I tried using it to hold her pens and pencils, but the opening was too wide. On a great brainstorm, I bought ping pong balls and created a game where she had to toss the plastic balls into the little bucket. It sat on her lap, and she'd flip the balls into the opening. A great exercise for dexterity -- until the dog and cat decided to play and rebound her misses. We now have two sets of mangled ping pong balls, pierced with teeth marks. And the little bucket, as of last week, was back to serving no purpose except collecting dust.

I let it sit around. I thought maybe, if it sat on display long enough, she'd grow tired of it, just as she does with all her other creations and we could finally put it away.
Instead, daily she'd pick it up, inspect it, comment on its beauty and one afternoon, to my utter surprise -- she found it's purpose!

I had walked out of the room for who knows what, and walked back in to find her with a pathetic little look on her face. She held the bucket in both hands, stretching it gingerly toward me.

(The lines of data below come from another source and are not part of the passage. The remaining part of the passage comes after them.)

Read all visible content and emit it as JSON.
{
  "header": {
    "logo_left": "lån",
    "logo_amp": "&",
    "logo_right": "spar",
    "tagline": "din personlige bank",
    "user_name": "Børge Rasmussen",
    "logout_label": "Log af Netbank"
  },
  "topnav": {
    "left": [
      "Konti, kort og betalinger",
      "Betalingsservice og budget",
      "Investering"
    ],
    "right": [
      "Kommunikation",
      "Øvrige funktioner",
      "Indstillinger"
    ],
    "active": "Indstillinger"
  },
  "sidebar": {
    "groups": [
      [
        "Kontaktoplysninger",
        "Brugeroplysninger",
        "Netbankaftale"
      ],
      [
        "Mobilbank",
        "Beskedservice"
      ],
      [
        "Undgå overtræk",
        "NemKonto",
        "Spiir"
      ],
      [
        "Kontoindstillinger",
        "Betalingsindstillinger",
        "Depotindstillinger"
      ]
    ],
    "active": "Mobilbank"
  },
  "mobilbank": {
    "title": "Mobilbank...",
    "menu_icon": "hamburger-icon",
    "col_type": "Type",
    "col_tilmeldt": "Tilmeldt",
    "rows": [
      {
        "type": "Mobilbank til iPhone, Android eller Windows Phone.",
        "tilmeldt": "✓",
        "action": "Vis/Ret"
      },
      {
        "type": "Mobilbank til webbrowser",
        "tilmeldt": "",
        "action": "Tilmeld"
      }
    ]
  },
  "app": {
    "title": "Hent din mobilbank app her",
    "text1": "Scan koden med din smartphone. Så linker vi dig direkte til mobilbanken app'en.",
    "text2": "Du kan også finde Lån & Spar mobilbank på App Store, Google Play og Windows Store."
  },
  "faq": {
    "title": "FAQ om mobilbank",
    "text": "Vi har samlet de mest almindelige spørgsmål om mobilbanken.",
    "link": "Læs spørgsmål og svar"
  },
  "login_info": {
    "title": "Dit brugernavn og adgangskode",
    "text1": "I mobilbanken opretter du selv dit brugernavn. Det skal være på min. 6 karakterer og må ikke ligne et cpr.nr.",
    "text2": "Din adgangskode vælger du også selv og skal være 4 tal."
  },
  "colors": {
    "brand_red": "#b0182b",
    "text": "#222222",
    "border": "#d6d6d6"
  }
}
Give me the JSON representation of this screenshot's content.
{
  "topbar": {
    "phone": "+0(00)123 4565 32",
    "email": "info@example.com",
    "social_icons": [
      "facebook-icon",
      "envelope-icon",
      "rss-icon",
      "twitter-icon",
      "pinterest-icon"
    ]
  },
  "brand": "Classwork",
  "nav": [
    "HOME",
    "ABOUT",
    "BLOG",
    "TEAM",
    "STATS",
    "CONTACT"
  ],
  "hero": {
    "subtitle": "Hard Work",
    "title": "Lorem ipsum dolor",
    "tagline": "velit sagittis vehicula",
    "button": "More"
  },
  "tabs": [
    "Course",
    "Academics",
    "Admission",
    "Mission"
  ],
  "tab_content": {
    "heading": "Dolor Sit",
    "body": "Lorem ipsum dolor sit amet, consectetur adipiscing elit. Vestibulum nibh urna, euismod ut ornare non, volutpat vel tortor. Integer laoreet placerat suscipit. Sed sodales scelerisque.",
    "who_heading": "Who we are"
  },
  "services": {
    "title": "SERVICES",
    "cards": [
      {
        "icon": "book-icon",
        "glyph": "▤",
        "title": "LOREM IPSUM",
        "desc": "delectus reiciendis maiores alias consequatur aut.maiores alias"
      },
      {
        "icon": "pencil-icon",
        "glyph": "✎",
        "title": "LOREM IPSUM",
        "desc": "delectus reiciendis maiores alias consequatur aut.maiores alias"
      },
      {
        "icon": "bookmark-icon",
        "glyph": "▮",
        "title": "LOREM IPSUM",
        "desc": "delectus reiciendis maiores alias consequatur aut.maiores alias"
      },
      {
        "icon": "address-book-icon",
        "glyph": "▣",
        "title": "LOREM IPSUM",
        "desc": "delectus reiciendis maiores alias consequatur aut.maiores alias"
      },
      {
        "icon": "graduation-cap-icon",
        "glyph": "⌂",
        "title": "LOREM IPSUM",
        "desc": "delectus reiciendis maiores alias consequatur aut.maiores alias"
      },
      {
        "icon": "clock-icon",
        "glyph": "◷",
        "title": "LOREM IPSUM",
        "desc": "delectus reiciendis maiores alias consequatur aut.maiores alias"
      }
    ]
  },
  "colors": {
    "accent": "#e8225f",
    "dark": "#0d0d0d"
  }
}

"Please sir... could you help me out?"
A beggar's bucket?!
"Could you make just a small donation? I'd be so appreciative."
My Mom relished the part and played it so well, I had to go get a dollar and drop it in the bucket. Her face changed instantaneously from starved peasant to elated lottery winner. She would have kicked her heels if she could.

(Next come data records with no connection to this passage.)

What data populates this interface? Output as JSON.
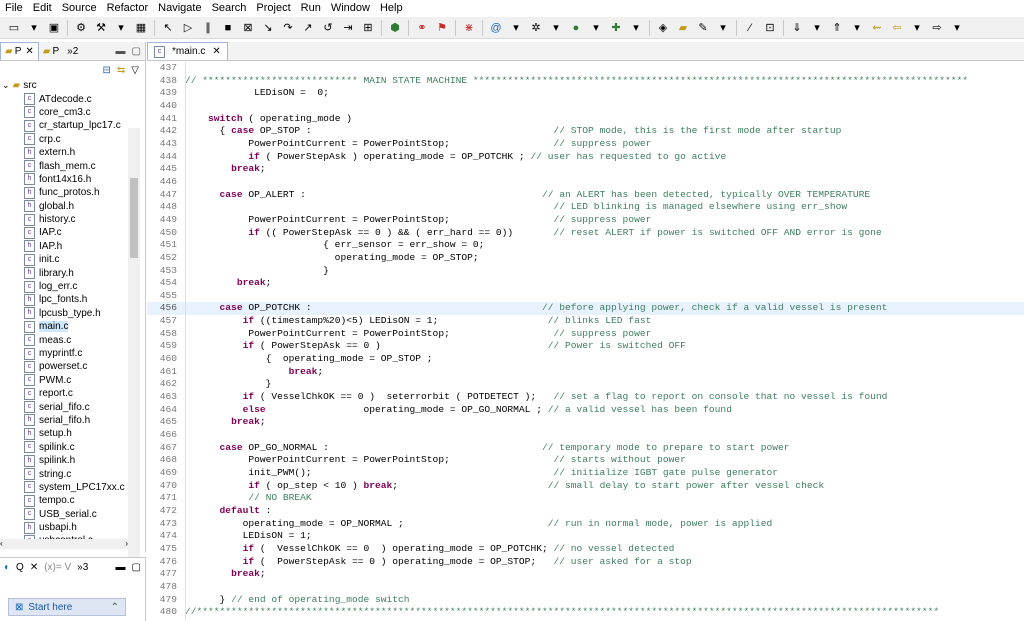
{
  "menu": [
    "File",
    "Edit",
    "Source",
    "Refactor",
    "Navigate",
    "Search",
    "Project",
    "Run",
    "Window",
    "Help"
  ],
  "left_panel": {
    "tabs": [
      {
        "label": "P"
      },
      {
        "label": "P"
      },
      {
        "label": "»2"
      }
    ],
    "root": "src",
    "files": [
      "ATdecode.c",
      "core_cm3.c",
      "cr_startup_lpc17.c",
      "crp.c",
      "extern.h",
      "flash_mem.c",
      "font14x16.h",
      "func_protos.h",
      "global.h",
      "history.c",
      "IAP.c",
      "IAP.h",
      "init.c",
      "library.h",
      "log_err.c",
      "lpc_fonts.h",
      "lpcusb_type.h",
      "main.c",
      "meas.c",
      "myprintf.c",
      "powerset.c",
      "PWM.c",
      "report.c",
      "serial_fifo.c",
      "serial_fifo.h",
      "setup.h",
      "spilink.c",
      "spilink.h",
      "string.c",
      "system_LPC17xx.c",
      "tempo.c",
      "USB_serial.c",
      "usbapi.h",
      "usbcontrol.c"
    ],
    "selected": "main.c"
  },
  "lower_panel": {
    "tabs": [
      "Q",
      "(x)= V",
      "»3"
    ],
    "start_here": "Start here"
  },
  "editor": {
    "tab_label": "*main.c",
    "lines": [
      {
        "n": "437",
        "t": ""
      },
      {
        "n": "438",
        "t": "// *************************** MAIN STATE MACHINE **************************************************************************************"
      },
      {
        "n": "439",
        "t": "            LEDisON =  0;"
      },
      {
        "n": "440",
        "t": ""
      },
      {
        "n": "441",
        "t": "    switch ( operating_mode )"
      },
      {
        "n": "442",
        "t": "      { case OP_STOP :                                          // STOP mode, this is the first mode after startup"
      },
      {
        "n": "443",
        "t": "           PowerPointCurrent = PowerPointStop;                  // suppress power"
      },
      {
        "n": "444",
        "t": "           if ( PowerStepAsk ) operating_mode = OP_POTCHK ; // user has requested to go active"
      },
      {
        "n": "445",
        "t": "        break;"
      },
      {
        "n": "446",
        "t": ""
      },
      {
        "n": "447",
        "t": "      case OP_ALERT :                                         // an ALERT has been detected, typically OVER TEMPERATURE"
      },
      {
        "n": "448",
        "t": "                                                                // LED blinking is managed elsewhere using err_show"
      },
      {
        "n": "449",
        "t": "           PowerPointCurrent = PowerPointStop;                  // suppress power"
      },
      {
        "n": "450",
        "t": "           if (( PowerStepAsk == 0 ) && ( err_hard == 0))       // reset ALERT if power is switched OFF AND error is gone"
      },
      {
        "n": "451",
        "t": "                        { err_sensor = err_show = 0;"
      },
      {
        "n": "452",
        "t": "                          operating_mode = OP_STOP;"
      },
      {
        "n": "453",
        "t": "                        }"
      },
      {
        "n": "454",
        "t": "         break;"
      },
      {
        "n": "455",
        "t": ""
      },
      {
        "n": "456",
        "t": "      case OP_POTCHK :                                        // before applying power, check if a valid vessel is present"
      },
      {
        "n": "457",
        "t": "          if ((timestamp%20)<5) LEDisON = 1;                   // blinks LED fast"
      },
      {
        "n": "458",
        "t": "           PowerPointCurrent = PowerPointStop;                  // suppress power"
      },
      {
        "n": "459",
        "t": "          if ( PowerStepAsk == 0 )                             // Power is switched OFF"
      },
      {
        "n": "460",
        "t": "              {  operating_mode = OP_STOP ;"
      },
      {
        "n": "461",
        "t": "                  break;"
      },
      {
        "n": "462",
        "t": "              }"
      },
      {
        "n": "463",
        "t": "          if ( VesselChkOK == 0 )  seterrorbit ( POTDETECT );   // set a flag to report on console that no vessel is found"
      },
      {
        "n": "464",
        "t": "          else                 operating_mode = OP_GO_NORMAL ; // a valid vessel has been found"
      },
      {
        "n": "465",
        "t": "        break;"
      },
      {
        "n": "466",
        "t": ""
      },
      {
        "n": "467",
        "t": "      case OP_GO_NORMAL :                                     // temporary mode to prepare to start power"
      },
      {
        "n": "468",
        "t": "           PowerPointCurrent = PowerPointStop;                  // starts without power"
      },
      {
        "n": "469",
        "t": "           init_PWM();                                          // initialize IGBT gate pulse generator"
      },
      {
        "n": "470",
        "t": "           if ( op_step < 10 ) break;                          // small delay to start power after vessel check"
      },
      {
        "n": "471",
        "t": "           // NO BREAK"
      },
      {
        "n": "472",
        "t": "      default :"
      },
      {
        "n": "473",
        "t": "          operating_mode = OP_NORMAL ;                         // run in normal mode, power is applied"
      },
      {
        "n": "474",
        "t": "          LEDisON = 1;"
      },
      {
        "n": "475",
        "t": "          if (  VesselChkOK == 0  ) operating_mode = OP_POTCHK; // no vessel detected"
      },
      {
        "n": "476",
        "t": "          if (  PowerStepAsk == 0 ) operating_mode = OP_STOP;   // user asked for a stop"
      },
      {
        "n": "477",
        "t": "        break;"
      },
      {
        "n": "478",
        "t": ""
      },
      {
        "n": "479",
        "t": "      } // end of operating_mode switch"
      },
      {
        "n": "480",
        "t": "//*********************************************************************************************************************************"
      }
    ],
    "highlight_line": "456"
  }
}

"Wow! I'm outta here!" she exclaimed, pretending to bolt from her chair.
This is why I have My Mom. She makes me laugh til I cry at least once a day. Surely that's complete payment for taking care of her -- although come to think of it, she's now the one hustling for money.

Just like everything else, I thought she'd quickly forget about her latest antic, but the next day when the caregiver arrived she was at it again. This time with a bigger story.

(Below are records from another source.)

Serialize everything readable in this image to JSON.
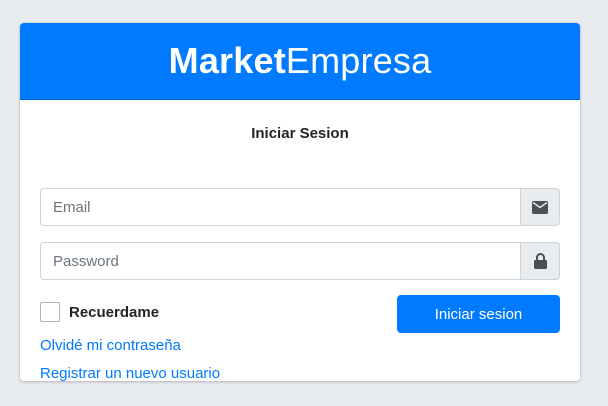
{
  "header": {
    "brand_bold": "Market",
    "brand_light": "Empresa"
  },
  "form": {
    "title": "Iniciar Sesion",
    "email": {
      "placeholder": "Email",
      "value": "",
      "icon": "envelope-icon"
    },
    "password": {
      "placeholder": "Password",
      "value": "",
      "icon": "lock-icon"
    },
    "remember_label": "Recuerdame",
    "remember_checked": false,
    "submit_label": "Iniciar sesion"
  },
  "links": {
    "forgot_password": "Olvidé mi contraseña",
    "register": "Registrar un nuevo usuario"
  },
  "colors": {
    "primary": "#007bff",
    "background": "#e9ecef",
    "addon_background": "#e9ecef",
    "text": "#212529"
  }
}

"My family has no food. Please, could you please help put food on the table?" she uttered in a weak voice followed with a feeble grin. (We're still awaiting the dentures, so the missing teeth truly help her cause.)
I went and grabbed a couple pennies to drop in the bucket to appease her.
"Cheapskate!" she called out. We were howling. Trying to set the caregiver up for a good evening while I went out to dinner, I gave her a five dollar bill to toss in. The move catapulted her to instant hero status.

Interestingly enough, this is not My Mom's first foray into begging. She and her sister Sarah actually got in trouble for singing and dancing on the boat to America when they traveled to this country with my Grandma from Scotland. People evidently threw money at their feet while they performed. The oldest sister tattled and my Grandma made them return the money.
I asked My Mom if she remembered that story. She was only six or seven at the time. She said she did, but she made no correlation to the current begging gig. Evidently receiving payment for showmanship falls into a different category than straight up panhandling. Or keeping in mind this whole begging thing is an act as well, maybe she just doesn't want to break character long enough to talk about it, after all she's netting quite a haul.